Even in Mike D'Antoni's offense, there's no reason Howard should be taking less shots than Pau Gasol and a mere half a shot more than Metta World Peace. None at all.

Yet that's exactly what's happening in Tinseltown right now.

Howard has attempted less than ten shots five times this season, and the Lakers have gone 1-4 when he has done so, including the four shot massacre that was Los Angeles' loss to the Sacramento Kings.

I don't know about you, but surely the Lakers aren't looking to inevitably pay Howard $100 million to see him attempt just four shots. Ever.

This isn't a matter of preference—it's not that the Lakers would simply like Howard to assert himself on offense. They need him to. Because when he doesn't, they lose. It's that simple.
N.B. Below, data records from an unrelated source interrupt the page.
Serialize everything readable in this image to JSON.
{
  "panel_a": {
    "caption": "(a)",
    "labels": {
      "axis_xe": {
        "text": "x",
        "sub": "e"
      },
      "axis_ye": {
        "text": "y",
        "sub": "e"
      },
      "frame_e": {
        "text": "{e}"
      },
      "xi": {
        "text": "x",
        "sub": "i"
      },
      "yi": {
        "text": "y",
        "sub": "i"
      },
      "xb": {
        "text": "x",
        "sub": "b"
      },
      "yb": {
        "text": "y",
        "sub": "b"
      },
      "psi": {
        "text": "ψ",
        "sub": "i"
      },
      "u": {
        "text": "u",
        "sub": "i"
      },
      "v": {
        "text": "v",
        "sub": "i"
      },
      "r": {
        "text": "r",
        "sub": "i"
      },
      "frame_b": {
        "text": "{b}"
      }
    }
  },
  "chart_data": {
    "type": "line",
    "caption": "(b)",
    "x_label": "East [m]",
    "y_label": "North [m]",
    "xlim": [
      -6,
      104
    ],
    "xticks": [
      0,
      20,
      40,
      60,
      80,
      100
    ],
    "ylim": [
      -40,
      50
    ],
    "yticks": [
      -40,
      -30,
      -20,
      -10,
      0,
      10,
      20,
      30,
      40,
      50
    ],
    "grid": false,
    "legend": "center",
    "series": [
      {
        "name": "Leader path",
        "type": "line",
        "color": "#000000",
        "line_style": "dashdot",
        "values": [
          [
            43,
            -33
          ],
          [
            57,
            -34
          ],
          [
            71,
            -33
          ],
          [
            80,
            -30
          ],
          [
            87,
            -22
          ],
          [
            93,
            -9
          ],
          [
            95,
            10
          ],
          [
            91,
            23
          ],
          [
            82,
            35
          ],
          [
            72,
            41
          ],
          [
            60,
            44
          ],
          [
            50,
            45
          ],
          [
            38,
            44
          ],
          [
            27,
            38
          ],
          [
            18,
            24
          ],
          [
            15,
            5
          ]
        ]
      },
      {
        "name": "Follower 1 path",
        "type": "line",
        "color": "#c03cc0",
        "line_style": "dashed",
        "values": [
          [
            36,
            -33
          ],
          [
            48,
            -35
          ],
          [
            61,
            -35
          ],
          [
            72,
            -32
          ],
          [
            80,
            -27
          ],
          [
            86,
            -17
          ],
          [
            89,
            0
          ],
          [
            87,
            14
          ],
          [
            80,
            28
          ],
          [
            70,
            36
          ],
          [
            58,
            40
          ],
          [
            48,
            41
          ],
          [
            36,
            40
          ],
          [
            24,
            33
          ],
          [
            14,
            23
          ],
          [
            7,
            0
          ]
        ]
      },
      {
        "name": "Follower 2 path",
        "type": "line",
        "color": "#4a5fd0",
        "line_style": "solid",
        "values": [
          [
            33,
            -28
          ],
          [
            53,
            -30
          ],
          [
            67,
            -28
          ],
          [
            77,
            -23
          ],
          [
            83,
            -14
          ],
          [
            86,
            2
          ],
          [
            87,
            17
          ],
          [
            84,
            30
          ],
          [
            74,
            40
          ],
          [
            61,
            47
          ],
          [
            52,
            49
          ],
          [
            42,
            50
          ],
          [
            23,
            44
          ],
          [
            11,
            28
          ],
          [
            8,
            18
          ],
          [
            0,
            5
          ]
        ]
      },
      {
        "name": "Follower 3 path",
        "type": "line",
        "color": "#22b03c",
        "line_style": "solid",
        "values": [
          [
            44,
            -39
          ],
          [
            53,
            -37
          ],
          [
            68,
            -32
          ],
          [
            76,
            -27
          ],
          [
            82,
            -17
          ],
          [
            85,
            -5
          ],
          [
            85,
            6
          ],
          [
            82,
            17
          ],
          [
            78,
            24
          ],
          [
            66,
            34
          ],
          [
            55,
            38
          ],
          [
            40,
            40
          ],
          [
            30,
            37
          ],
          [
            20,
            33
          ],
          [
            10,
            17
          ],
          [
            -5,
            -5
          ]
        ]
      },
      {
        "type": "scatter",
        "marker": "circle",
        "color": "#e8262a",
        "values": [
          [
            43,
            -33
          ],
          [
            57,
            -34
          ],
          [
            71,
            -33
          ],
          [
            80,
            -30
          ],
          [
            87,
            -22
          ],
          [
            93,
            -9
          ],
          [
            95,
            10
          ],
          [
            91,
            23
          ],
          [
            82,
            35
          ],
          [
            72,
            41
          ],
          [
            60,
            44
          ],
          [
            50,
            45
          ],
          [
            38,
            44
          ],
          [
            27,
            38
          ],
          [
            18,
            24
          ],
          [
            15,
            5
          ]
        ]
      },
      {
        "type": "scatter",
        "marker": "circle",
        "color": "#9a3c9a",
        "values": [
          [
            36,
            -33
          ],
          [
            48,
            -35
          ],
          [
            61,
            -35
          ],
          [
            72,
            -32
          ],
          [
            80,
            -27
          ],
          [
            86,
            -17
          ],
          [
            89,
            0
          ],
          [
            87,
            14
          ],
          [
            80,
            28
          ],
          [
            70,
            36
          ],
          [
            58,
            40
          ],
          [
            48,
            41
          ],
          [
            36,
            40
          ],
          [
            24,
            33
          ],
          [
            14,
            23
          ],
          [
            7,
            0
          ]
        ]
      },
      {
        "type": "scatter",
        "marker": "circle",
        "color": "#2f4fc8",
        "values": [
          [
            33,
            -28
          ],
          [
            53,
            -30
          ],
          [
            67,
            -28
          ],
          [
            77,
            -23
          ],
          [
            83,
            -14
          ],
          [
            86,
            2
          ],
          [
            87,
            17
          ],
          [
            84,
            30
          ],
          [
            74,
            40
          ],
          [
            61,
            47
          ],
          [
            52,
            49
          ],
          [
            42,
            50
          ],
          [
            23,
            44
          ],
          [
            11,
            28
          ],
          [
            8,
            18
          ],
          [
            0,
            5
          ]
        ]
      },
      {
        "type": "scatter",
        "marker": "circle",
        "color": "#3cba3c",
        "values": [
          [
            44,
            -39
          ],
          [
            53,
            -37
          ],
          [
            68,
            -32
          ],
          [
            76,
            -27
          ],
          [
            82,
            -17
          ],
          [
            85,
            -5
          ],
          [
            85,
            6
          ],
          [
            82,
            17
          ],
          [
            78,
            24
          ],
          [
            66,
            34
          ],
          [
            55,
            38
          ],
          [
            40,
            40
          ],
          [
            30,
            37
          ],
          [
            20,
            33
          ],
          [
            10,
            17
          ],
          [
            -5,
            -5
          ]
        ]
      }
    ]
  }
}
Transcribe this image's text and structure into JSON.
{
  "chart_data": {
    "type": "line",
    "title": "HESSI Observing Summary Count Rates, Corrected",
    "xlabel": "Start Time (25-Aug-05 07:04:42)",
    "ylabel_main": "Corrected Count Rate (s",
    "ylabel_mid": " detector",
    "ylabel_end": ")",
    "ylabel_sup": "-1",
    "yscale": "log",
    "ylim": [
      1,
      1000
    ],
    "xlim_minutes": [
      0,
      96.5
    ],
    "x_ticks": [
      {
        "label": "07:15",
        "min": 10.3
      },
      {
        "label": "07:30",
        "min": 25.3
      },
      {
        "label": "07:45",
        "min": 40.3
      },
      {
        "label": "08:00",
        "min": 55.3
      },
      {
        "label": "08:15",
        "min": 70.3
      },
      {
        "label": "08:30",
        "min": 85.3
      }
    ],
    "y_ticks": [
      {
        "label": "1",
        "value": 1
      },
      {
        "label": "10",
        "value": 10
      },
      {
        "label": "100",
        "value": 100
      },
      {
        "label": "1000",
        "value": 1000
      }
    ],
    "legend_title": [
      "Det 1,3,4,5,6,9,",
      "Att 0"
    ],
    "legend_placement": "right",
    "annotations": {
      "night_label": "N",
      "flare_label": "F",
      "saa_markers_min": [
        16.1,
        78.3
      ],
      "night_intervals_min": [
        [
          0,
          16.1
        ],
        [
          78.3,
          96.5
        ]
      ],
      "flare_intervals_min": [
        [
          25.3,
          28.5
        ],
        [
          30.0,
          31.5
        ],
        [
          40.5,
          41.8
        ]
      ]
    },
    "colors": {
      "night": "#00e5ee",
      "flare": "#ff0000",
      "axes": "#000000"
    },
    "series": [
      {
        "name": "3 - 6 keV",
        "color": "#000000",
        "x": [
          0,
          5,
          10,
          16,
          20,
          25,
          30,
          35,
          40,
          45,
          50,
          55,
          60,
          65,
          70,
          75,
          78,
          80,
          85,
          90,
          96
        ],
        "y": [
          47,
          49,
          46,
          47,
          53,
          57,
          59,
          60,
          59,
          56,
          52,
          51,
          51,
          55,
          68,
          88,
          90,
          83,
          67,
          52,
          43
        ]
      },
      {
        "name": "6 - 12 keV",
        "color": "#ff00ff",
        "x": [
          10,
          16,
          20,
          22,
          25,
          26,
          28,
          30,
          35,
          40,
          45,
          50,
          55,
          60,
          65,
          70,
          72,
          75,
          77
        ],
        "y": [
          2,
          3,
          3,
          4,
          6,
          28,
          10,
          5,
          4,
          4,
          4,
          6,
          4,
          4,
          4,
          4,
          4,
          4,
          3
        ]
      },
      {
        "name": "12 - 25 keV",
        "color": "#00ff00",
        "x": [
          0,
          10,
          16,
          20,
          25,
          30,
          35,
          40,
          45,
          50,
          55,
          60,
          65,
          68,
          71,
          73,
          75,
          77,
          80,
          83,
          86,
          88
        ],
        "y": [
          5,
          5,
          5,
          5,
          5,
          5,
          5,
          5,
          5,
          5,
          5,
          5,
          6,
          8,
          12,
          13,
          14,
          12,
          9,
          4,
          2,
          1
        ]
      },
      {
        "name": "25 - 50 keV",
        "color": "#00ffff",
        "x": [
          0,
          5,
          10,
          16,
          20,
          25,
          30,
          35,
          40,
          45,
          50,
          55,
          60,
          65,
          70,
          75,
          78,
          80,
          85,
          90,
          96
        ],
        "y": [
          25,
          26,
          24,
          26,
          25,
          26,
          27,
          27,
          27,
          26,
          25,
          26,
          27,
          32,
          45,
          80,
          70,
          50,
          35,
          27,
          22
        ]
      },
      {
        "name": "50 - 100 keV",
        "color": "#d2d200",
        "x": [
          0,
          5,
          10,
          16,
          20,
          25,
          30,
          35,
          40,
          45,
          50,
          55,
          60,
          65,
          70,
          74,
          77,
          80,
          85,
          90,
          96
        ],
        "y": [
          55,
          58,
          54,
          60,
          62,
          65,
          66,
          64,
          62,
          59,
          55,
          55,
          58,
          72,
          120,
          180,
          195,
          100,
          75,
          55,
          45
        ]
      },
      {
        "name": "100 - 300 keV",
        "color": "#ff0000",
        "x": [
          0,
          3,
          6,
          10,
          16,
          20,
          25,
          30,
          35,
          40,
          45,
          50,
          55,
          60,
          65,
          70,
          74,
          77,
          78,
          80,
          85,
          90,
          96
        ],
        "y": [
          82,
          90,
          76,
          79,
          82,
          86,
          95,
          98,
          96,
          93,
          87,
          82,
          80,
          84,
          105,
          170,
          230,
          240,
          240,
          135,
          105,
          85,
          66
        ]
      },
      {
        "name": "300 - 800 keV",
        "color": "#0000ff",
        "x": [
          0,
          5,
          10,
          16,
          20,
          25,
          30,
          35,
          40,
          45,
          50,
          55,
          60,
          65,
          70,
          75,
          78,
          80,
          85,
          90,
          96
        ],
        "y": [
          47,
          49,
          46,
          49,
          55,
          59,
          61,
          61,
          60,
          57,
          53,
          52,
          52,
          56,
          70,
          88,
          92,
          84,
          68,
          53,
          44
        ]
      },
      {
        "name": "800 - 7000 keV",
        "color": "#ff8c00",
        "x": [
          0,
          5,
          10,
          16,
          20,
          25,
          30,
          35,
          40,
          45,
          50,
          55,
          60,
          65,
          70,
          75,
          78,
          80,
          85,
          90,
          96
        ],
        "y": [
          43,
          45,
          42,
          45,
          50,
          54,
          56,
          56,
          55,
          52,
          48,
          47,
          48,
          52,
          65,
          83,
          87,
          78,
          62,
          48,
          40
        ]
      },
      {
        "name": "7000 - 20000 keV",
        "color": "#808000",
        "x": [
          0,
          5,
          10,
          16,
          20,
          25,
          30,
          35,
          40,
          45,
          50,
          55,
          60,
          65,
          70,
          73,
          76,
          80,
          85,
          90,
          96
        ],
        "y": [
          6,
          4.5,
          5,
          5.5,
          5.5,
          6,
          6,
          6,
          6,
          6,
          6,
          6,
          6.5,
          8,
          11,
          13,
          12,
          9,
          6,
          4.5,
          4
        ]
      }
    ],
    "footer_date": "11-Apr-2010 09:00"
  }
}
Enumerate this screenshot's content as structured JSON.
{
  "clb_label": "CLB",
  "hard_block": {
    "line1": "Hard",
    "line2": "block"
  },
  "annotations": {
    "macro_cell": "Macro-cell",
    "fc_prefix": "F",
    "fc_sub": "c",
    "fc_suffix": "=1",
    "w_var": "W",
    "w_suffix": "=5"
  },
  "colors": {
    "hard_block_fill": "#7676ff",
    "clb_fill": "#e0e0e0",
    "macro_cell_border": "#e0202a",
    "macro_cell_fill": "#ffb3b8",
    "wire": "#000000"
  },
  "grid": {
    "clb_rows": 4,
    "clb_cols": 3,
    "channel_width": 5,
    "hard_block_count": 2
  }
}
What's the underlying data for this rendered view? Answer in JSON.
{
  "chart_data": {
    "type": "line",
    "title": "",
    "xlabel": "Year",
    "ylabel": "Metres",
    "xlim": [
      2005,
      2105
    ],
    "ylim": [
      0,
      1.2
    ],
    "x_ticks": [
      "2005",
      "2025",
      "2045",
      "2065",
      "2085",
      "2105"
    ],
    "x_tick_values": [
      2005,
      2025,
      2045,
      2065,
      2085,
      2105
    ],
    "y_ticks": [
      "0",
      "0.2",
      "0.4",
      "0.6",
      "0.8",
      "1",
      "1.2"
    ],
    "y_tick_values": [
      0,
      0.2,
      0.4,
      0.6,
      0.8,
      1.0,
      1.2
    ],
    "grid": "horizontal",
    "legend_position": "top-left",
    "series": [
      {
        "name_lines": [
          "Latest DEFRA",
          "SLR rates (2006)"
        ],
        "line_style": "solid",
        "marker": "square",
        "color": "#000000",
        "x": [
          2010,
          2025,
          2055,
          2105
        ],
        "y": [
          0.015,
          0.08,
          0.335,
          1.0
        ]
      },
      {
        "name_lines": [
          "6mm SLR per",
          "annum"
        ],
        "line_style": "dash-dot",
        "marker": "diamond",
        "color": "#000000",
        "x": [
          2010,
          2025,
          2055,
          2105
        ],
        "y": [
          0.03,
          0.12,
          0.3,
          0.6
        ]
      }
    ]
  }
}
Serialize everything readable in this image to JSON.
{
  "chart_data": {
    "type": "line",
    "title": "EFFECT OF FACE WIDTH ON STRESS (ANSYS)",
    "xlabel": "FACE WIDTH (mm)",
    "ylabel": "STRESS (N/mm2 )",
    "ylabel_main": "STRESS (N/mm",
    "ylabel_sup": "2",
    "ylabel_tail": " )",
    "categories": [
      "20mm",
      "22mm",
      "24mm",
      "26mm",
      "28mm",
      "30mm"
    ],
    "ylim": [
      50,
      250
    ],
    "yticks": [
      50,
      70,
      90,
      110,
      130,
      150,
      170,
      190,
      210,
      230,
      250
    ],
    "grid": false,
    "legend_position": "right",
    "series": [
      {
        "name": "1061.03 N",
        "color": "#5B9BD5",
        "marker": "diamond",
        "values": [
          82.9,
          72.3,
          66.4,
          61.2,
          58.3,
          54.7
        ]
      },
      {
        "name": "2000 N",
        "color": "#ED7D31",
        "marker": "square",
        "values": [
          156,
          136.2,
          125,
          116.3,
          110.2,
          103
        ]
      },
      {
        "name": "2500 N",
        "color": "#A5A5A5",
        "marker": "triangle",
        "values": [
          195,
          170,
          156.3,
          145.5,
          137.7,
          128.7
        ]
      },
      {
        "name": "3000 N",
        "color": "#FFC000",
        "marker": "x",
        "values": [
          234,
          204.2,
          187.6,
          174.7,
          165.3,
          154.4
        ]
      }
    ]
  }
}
And Howard needs to get the message. The Lakers are 4-1 when he scores 20 or more points; they're a completely different team when he's involved offensively, so he needs to stay involved.

Given his size, his athleticism and his superior build, it's clear that Howard has not been assertive enough on the offensive end his entire career.

He averaged a career-best 22.9 points during the 2010-11 crusade, attempting just over 13 shots a night.

What would have happened if he took 17 to 20 shots? Would the Magic have won more than 52 games? Would they have avoided a first round playoff exit at the hands of the Atlanta Hawks?

We'll never truly know what could have been in Orlando had Howard become more active offensively. But we still have the ability to find out what can happen in Los Angeles.

I get it. You get it. Kobe gets it. Even D'Antoni gets it. We're just waiting on Howard to catch up. Because once he does, the Lakers will start winning consistently, they'll start winning at a rate and in a fashion they were expected to all along.

All it's going to take is for Howard to—for the first time in his career—actualize his offensive on more than a few occasions.

All it's going to take for the Lakers to become an instant powerhouse is for him to become more self-involved on the offensive end.

And if Howard truly fancies himself a leader, if he truly believes himself to be the face of the Lakers' future, that's exactly what he'll need to do.

Lest he be content with under-performing as his team fails to contend for a title.

 

All stats in this article are accurate as of November 22nd, 2012.